TORONTO, Nov 12 (Reuters) - The Canadian dollar fell against its U.S. counterpart on Friday but firmed versus the euro as worries about Irish debt and the potential for a Chinese rate hike triggered a flight from riskier assets.

Ireland is in talks to receive emergency funding from the European Union in a deja-vu of Greece six months ago, official sources said, while rumors swept through the market that further monetary tightening was imminent to stem rising Chinese prices. [ID:nTOE6AB04P] [ID:nTST000631]

“It had sold off as you would expect with all riskier assets selling off, with commodity markets getting pummeled. It hasn’t sold off that badly though,” said Fergal Smith, managing market strategist at Action Economics.

Commodities such as oil, gold and base-metals tumbled, while global equities pulled back sharply.

The Canadian dollar CAD=D4 closed at C$1.0091 to the U.S. dollar, or 99.10 U.S. cents, down from C$1.0032 to the U.S. dollar, or 99.68 U.S. cents, at Thursday's close. It was off 0.9 percent for the week.

“We’re now back to looking at what’s negative. I think that speaks to an underlying lack of confidence in the state of the global economy. So instead of focusing on the positive, we’re going from one negative to the next negative,” said David Tulk, senior macro strategist at TD Securities.

But the currency pared losses after hitting its lowest in more than a week overnight at C$1.0146 to the U.S. dollar, or 98.56 U.S. cents.

It also outperformed its sister commodity currencies and gained against the euro -- touching a near 8-week high at C$1.3654, or 73.24 euro cents.

“Canada had underperformed on the crosses because of the Canadian economy’s strong link to the United States. But there is some payback now ... in all trades that have been outperforming. You see a pullback in gold, other commodity markets and equities.” said Smith.


Canadian government bond prices largely tracked Treasuries lower as the first day of heavy purchasing by the U.S. Federal Reserve under its quantitative easing plan failed to jump-start wider demand for low-yielding government debt. [US/]

The two-year bond CA2YT=RR was down half a Canadian cent to yield 1.590 percent, while the 10-year bond CA10YT=RR was unchanged to yield 3.026 percent.
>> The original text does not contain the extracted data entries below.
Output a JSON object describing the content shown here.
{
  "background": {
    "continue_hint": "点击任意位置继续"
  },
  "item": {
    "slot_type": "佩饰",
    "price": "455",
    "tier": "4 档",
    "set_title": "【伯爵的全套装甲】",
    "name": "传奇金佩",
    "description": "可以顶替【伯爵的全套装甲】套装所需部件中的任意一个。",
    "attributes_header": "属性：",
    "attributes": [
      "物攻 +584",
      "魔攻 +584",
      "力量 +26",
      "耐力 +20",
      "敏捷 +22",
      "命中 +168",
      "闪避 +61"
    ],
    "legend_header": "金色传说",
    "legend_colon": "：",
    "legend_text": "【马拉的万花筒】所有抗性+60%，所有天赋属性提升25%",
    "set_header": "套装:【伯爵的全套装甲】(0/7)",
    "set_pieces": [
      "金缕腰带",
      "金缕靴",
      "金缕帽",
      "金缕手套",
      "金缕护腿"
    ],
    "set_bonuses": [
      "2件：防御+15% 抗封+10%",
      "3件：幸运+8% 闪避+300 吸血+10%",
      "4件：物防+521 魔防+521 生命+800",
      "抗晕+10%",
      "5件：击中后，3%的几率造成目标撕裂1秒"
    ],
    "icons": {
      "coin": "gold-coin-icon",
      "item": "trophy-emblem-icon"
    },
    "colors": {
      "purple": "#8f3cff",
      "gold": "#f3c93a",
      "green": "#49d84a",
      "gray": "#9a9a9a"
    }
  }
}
The 30-year bond CA30YT=RR was flat to yield 3.630.

“We’ve had persistent international criticism of quantitative easing and that’s contrasting with tighter monetary policy in China,” said Smith.

“The market is weighing both the suitability of the policy and its potential duration.”

He noted the recent strong string of U.S. data -- from last week’s surprising jobs numbers to Friday’s consumer sentiment survey -- has further fueled those doubts.

Canadian bonds outperformed their U.S. counterparts across the curve with Canada’s 30-year bond yield trading 65 basis points below its U.S. counterpart.

At the long end, Smith said Canada has benefited from a better fiscal backdrop and a central bank focused on taming inflation, whereas the U.S. Federal Reserve is focused on reinflating their economy.